Monday, November 28, 2011

Flexibility and Fairy Tales

When I last posted about homeschooling I had just made a few changes to our plans and we were moving forward.

I'm so glad we did.

I didn't know at that point that I was pregnant and since I've spent much of the last three months pretty sick in the mornings, school has been different. But what is homeschooling if not flexible, right?

Oh, lessons are getting done, but not necessarily with me at the helm- it's definitely a team effort lately. I've been doing what I can in the mornings (which ranges from supervising one or two things from the couch to completely finishing our lessons for the day). Thank goodness for a husband who doesn't mind giving a math lesson or supervising a 6-year-old's copywork after getting home from work.

The big change that made this all easier? Going more literature based. Our science, history and L.A. are all literature based now and even when I'm not at my best I can still sit on the couch and read a book. We do projects related to our books as the boys think of them, or even better I send them off to do their own thing and overhear them playing "Sailing on the Mayflower" or "Charlotte's Web" or "George Washington". You know they really got it when it seeps into their play.

Fairy Tales

Over the past month or so we've been working through a little unit on fairy tales. Our goal is familiarity with the tales, but we're also taking the opportunity to work on Ender's primary habit to build right now: retelling a story.

After our first time reading through the story I ask leading questions, kind of retelling in my own words and asking him to help me fill in the gaps. We read the story again a day or two later, and I retell again, but ask him to fill in even more for me than he did the first day. A day or two later I ask him, "Tell me the story of ..." and I help him fill in if he missed anything important. We have made notebook pages for a few of the tales, but that's a project he can choose to do- it's not required.

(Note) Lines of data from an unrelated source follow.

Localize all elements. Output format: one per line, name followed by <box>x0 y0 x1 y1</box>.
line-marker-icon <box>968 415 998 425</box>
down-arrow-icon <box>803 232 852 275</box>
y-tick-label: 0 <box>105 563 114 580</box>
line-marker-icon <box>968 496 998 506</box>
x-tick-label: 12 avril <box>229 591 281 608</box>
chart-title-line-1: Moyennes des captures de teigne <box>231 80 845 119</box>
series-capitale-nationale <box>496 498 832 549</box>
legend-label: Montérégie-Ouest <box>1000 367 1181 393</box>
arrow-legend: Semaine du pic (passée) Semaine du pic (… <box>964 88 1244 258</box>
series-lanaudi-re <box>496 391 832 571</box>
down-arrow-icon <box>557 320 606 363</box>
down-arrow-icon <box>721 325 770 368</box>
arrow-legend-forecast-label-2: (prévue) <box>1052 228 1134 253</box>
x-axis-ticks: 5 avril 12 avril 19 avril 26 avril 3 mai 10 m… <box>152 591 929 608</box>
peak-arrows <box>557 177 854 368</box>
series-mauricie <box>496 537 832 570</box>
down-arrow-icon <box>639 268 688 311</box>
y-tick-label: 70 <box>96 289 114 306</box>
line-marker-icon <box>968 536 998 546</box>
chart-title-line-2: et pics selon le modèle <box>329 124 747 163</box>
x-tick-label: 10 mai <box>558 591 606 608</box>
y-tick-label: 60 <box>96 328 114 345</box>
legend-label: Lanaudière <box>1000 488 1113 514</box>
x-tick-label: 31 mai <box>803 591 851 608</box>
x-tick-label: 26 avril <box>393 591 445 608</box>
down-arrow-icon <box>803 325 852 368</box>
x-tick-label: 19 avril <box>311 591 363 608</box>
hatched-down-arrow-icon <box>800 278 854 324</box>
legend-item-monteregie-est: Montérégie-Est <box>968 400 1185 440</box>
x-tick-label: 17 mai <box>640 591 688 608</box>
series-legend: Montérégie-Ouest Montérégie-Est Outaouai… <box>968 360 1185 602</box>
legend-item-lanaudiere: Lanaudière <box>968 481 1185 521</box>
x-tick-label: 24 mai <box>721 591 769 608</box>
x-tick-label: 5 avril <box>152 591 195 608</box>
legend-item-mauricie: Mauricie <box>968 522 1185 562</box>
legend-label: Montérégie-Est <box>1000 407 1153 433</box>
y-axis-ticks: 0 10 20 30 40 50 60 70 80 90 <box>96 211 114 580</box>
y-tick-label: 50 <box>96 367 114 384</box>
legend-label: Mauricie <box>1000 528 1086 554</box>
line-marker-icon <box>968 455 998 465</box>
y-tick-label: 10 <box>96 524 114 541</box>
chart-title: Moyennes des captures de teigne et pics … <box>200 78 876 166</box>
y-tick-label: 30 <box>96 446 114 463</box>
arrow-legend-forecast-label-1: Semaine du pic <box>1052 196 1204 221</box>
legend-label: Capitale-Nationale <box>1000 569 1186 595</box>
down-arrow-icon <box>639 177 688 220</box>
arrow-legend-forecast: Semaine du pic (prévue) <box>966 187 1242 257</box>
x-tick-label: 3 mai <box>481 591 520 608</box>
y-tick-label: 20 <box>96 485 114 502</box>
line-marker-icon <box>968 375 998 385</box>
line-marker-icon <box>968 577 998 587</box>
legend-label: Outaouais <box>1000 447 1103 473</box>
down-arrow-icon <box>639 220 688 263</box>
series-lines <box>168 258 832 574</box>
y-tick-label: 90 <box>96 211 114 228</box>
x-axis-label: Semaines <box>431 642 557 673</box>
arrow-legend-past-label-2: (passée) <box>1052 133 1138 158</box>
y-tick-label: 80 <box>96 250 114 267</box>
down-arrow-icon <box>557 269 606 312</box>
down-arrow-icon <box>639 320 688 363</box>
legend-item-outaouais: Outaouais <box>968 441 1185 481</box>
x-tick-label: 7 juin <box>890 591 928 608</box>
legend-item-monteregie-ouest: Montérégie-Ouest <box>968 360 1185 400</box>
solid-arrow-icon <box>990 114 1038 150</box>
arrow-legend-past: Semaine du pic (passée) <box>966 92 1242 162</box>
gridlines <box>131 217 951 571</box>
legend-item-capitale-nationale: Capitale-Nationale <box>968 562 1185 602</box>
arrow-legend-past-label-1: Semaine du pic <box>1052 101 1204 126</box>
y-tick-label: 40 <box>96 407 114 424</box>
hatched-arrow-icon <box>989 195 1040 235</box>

I chose versions of the tales for rich language but also based on what was available at our local library. We are fortunate to have a fantastic library system here so I try to take advantage of that whenever possible. Many thanks to Elizabeth Foss and her fantastic book lists (Primary Cycle B) for giving me a great place to start.

Cinderella by Brown

Little Red Riding Hood by Schart Hyman

Rapunzel by Zelinsky

Rumplestiltskin by Zelinsky

The Sleeping Beauty by Schart Hyman

We're taking a little fairy tale break once December is really here so that we can focus on our Christmas favorites, but we'll pick up again in January to finish up with The Frog Prince, The Emperor's New Clothes, and a few others before we move on to Tall Tales in February.